Les moitiés des zones concernées sont situées en Grande-Bretagne (Estuaire de Salcombe Kingsbridge, Prairies calcaires des South Downs, Rivière Western Rother), et l’autre en France (Bassin d’alimentation de Captage du Tremblay-Omonville, Aire d’alimentation des sources de la Vigne en Normandie, Lac au Duc, en Bretagne).
« L’idée est aussi de retisser un lien positif, et non plus de culpabilisation, entre les agriculteurs et les autres acteurs de ces territoires », fait également remarquer Dominique Loubere, responsable environnement à la Chambre d’agriculture de Bretagne. Le projet doit durer jusqu’en 2021, date à laquelle les partenaires présenteront un rapport d’évaluation. L’objectif, à terme, est de présenter à la Commission européenne une solution clé en main, pouvant être adaptée à des niveaux nationaux et communautaires pour améliorer la qualité de l’eau.

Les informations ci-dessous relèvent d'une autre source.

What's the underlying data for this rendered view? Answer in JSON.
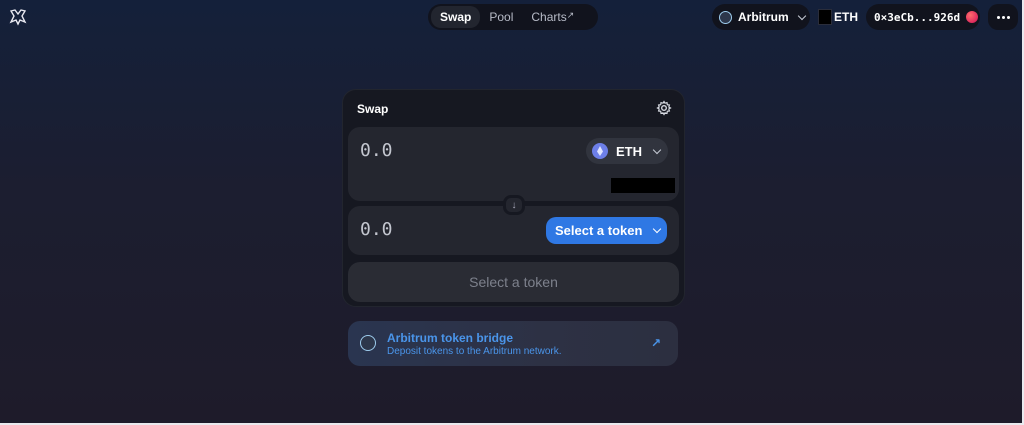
{
  "header": {
    "logo_icon": "uniswap-unicorn-icon",
    "nav_tabs": [
      {
        "label": "Swap",
        "active": true
      },
      {
        "label": "Pool",
        "active": false
      },
      {
        "label": "Charts",
        "active": false,
        "external_marker": "↗"
      }
    ],
    "network": {
      "label": "Arbitrum",
      "icon": "arbitrum-icon"
    },
    "balance_symbol": "ETH",
    "account_address": "0×3eCb...926d",
    "more_icon": "ellipsis-icon"
  },
  "swap": {
    "title": "Swap",
    "settings_icon": "gear-icon",
    "input": {
      "amount": "0.0",
      "token": "ETH",
      "token_icon": "eth-icon"
    },
    "output": {
      "amount": "0.0",
      "select_label": "Select a token"
    },
    "switch_icon": "arrow-down-icon",
    "action_label": "Select a token"
  },
  "bridge": {
    "title": "Arbitrum token bridge",
    "subtitle": "Deposit tokens to the Arbitrum network.",
    "arrow": "↗"
  },
  "colors": {
    "accent": "#2f78e4",
    "link": "#4a95ea",
    "card": "#161821",
    "panel": "#24262f"
  }
}
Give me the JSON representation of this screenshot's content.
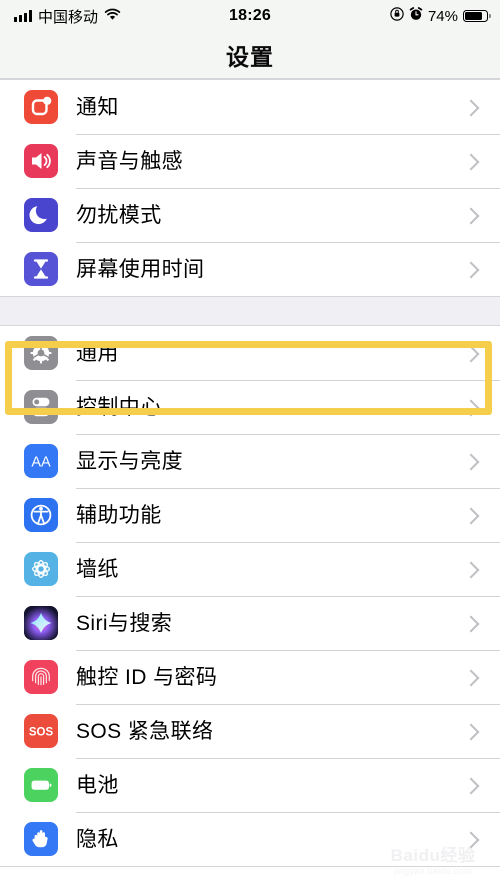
{
  "status_bar": {
    "signal_icon": "cellular-bars-icon",
    "carrier": "中国移动",
    "wifi_icon": "wifi-icon",
    "time": "18:26",
    "rotation_lock_icon": "rotation-lock-icon",
    "alarm_icon": "alarm-clock-icon",
    "battery_percent": "74%",
    "battery_level": 74,
    "battery_icon": "battery-icon"
  },
  "navbar": {
    "title": "设置"
  },
  "groups": [
    {
      "rows": [
        {
          "label": "通知",
          "icon": "notifications-icon",
          "color": "#ef4a38"
        },
        {
          "label": "声音与触感",
          "icon": "sound-haptics-icon",
          "color": "#e8395b"
        },
        {
          "label": "勿扰模式",
          "icon": "do-not-disturb-icon",
          "color": "#4a45cf"
        },
        {
          "label": "屏幕使用时间",
          "icon": "screen-time-icon",
          "color": "#5753d6"
        }
      ]
    },
    {
      "rows": [
        {
          "label": "通用",
          "icon": "general-gear-icon",
          "color": "#8e8e93",
          "highlighted": true
        },
        {
          "label": "控制中心",
          "icon": "control-center-icon",
          "color": "#8e8e93"
        },
        {
          "label": "显示与亮度",
          "icon": "display-brightness-icon",
          "color": "#3478f6"
        },
        {
          "label": "辅助功能",
          "icon": "accessibility-icon",
          "color": "#2d72f0"
        },
        {
          "label": "墙纸",
          "icon": "wallpaper-icon",
          "color": "#54b3e4"
        },
        {
          "label": "Siri与搜索",
          "icon": "siri-search-icon",
          "color": "#1b1b34"
        },
        {
          "label": "触控 ID 与密码",
          "icon": "touch-id-icon",
          "color": "#f0425c"
        },
        {
          "label": "SOS 紧急联络",
          "icon": "emergency-sos-icon",
          "color": "#eb4c3c"
        },
        {
          "label": "电池",
          "icon": "battery-settings-icon",
          "color": "#4cd25f"
        },
        {
          "label": "隐私",
          "icon": "privacy-hand-icon",
          "color": "#3478f6"
        }
      ]
    }
  ],
  "annotation": {
    "type": "highlight-rectangle",
    "color": "#f5cf4b",
    "target_label": "通用"
  },
  "watermark": {
    "main": "Baidu经验",
    "sub": "jingyan.baidu.com"
  },
  "chevron_icon": "chevron-right-icon"
}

Les agences de l’eau en première ligne sur les Paiements pour services environnementaux
Le projet de loi de finances 2019 doit intégrer une enveloppe destinée à rémunérer les agriculteurs pour les services rendus à l’environnement, en application du Plan biodiversité, présenté en juillet dernier par Nicolas Hulot. D’ici 2021, 150 millions devraient être mis sur la table pour ce type de projets. Ils seront distribués via les Agences de l’eau, qui verront également leur redevance pour pollutions diffuses augmenter de 50 millions d’euros dès 2019. Localement, les Agences de l’eau investissent également sur ces questions : 305 millions d’euros vont être débloqués sur six ans par l’Agence de l’eau Seine Normandie pour la réduction durable des pollutions agricoles (phytosanitaires et nitrates) et la transition écologique de l’agriculture.